Opinion
Case No: 3:96cr74/RV, No. 3:06cv74/RV/MD.
February 1, 2006
REPORT AND RECOMMENDATION
This matter is before the court upon defendant's motion to vacate, set aside, or correct sentence pursuant to 28 U.S.C. § 2255 (doc. 593). Rule 4(b) of the Rules Governing Section 2255 Proceedings provides in part that "[i]f it plainly appears from the face of the motion and any annexed exhibits and the prior proceedings in the case that the movant is not entitled to relief in the district court, the judge shall make an order for its summary dismissal and cause the movant to be notified." After a review of the record, it is the opinion of the undersigned that the motion is successive and that it should be summarily dismissed.
I. BACKGROUND
Defendant was sentenced to a term of life imprisonment after his conviction of controlled substance offenses. (Doc. 359). His conviction and sentence were affirmed on appeal (doc. 427), and he then challenged his conviction by means of a motion to vacate pursuant to 28 U.S.C. § 2255. (Doc. 459). This motion was denied (doc. 540), and defendant's request for a certificate of appealability was denied in August of 2005. (Doc. 586). Defendant filed the instant motion on January 8, 2006 pursuant to the prison mailbox rule. In the instant motion, defendant seeks relief pursuant to the Supreme Court's decisions in Blakely v. Washington, 542 U.S. 296, 124 S.Ct. 2531, 159 L.Ed.2d 403 (2004) and United States v. Booker, 543 U.S. 220, 125 S.Ct. 738, 160 L.Ed.2d 621 (2005).

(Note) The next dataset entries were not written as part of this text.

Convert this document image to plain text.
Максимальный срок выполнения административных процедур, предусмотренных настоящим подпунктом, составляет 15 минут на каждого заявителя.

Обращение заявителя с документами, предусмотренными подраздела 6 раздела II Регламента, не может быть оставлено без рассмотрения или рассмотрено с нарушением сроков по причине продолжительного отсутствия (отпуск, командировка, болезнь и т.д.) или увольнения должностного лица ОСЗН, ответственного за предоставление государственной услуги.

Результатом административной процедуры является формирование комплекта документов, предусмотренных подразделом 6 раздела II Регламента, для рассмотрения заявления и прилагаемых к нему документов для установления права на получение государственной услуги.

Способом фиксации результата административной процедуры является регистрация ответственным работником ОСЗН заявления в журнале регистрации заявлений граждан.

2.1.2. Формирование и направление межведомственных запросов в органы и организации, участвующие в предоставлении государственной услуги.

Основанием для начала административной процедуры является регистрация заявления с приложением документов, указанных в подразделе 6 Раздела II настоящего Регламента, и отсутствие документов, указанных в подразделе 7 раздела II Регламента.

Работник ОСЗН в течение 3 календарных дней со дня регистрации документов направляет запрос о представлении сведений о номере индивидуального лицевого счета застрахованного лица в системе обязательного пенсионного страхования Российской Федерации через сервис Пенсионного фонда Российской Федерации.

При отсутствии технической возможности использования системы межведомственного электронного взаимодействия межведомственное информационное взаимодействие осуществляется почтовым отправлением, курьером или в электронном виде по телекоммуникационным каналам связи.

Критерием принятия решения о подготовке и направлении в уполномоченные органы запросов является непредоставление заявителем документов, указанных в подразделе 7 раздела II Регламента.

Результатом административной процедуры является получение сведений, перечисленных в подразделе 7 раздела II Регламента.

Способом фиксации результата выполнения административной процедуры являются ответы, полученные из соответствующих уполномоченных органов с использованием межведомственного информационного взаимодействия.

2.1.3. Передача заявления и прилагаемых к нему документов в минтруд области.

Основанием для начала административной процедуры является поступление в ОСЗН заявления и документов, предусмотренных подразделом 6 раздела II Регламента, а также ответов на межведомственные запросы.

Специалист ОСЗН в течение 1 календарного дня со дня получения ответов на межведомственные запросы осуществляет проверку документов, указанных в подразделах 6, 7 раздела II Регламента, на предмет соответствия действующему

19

Houston v. Lack, 487 U.S. 266, 108 S.Ct. 2379, 101 L.Ed.2d 245 (1988) (holding that a pro se inmate's notice of appeal was filed as of the time he placed it in the prison mailbox, thus creating the "prison mailbox rule"); Washington v. United States, 243 F.3d 1299, 1301 (11th Cir. 2001) (absent evidence to the contrary, court assumes that a pro se petition is delivered to prison authorities for mailing the date it was signed); Adams v. United States, 173 F.3d 1339 (11th Cir. 1999).
II. LEGAL ANALYSIS
A second or successive motion for § 2255 relief, which defendant concedes this is, must be certified by the court of appeals upon motion to that court by the applicant. 28 U.S.C. § 2244(b)(3) and § 2255; Felker v. Turpin, 518 U.S. 651, 116 S.Ct. 2333, 135 L.Ed.2d 827 (1996); In re Blackshire, 98 F.3d 1293 (11th Cir. 1996). A three-judge panel of the court of appeals, § 2244(b)(3)(B), may authorize the filing of a second or successive motion only if it determines that the motion contains claims which rely on either:
(1) newly discovered evidence that, if proven and viewed in the light of the evidence as a whole, would be sufficient to establish by clear and convincing evidence that no reasonable factfinder would have found the movant guilty of the offense; or
(2) a new rule of constitutional law, made retroactive to cases on collateral review by the Supreme Court, that was previously unavailable.28 U.S.C. § 2255. In re Dean, 375 F.3d 1287 (11th Cir. 2004). Defendant's motion must be dismissed, as the record does not reflect that he has either sought or obtained authorization from the Eleventh Circuit Court of Appeals to file a second or successive motion. See, In re Joshua, 224 F. 3d 1281, 1283 (11th Cir. 2000); Medina v. Singletary, 960 F.Supp. 275 (M.D. Fla 1997). Furthermore, it is unlikely that he will be able to obtain such certification, as Booker has not been held to be retroactive to cases on collateral review. Varela v. United States, 400 F.3d 864, 866-868 (11th Cir.), cert. denied, 126 S.Ct. 312, 163 L.Ed.2d 269 (2005); see also In re Anderson, 396 F.3d 1336 (11th Cir. 2005) (holding that only the Supreme Court can make a new rule retroactive on collateral review, and that it must do so explicitly); Bey v. United States, 399 F.3d 1266, 1269 (10th Cir. 2005) ("Booker may not be applied retroactively to second or successive habeas petitions.")
The court also notes that the defendant's motion is facially untimely, and despite defendant's attempt to couch his claims as "jurisdictional" issues, so that he may escape the time bar, this is not an accurate characterization. And even if it were, this does not allow him to circumvent the ban on second or successive motions absent authorization from the appropriate appellate court.
Based on the foregoing, it is respectfully RECOMMENDED:
The motion to vacate, set aside or correct sentence pursuant to 28 U.S.C. § 2255 (doc. 593) be summarily DISMISSED as successive.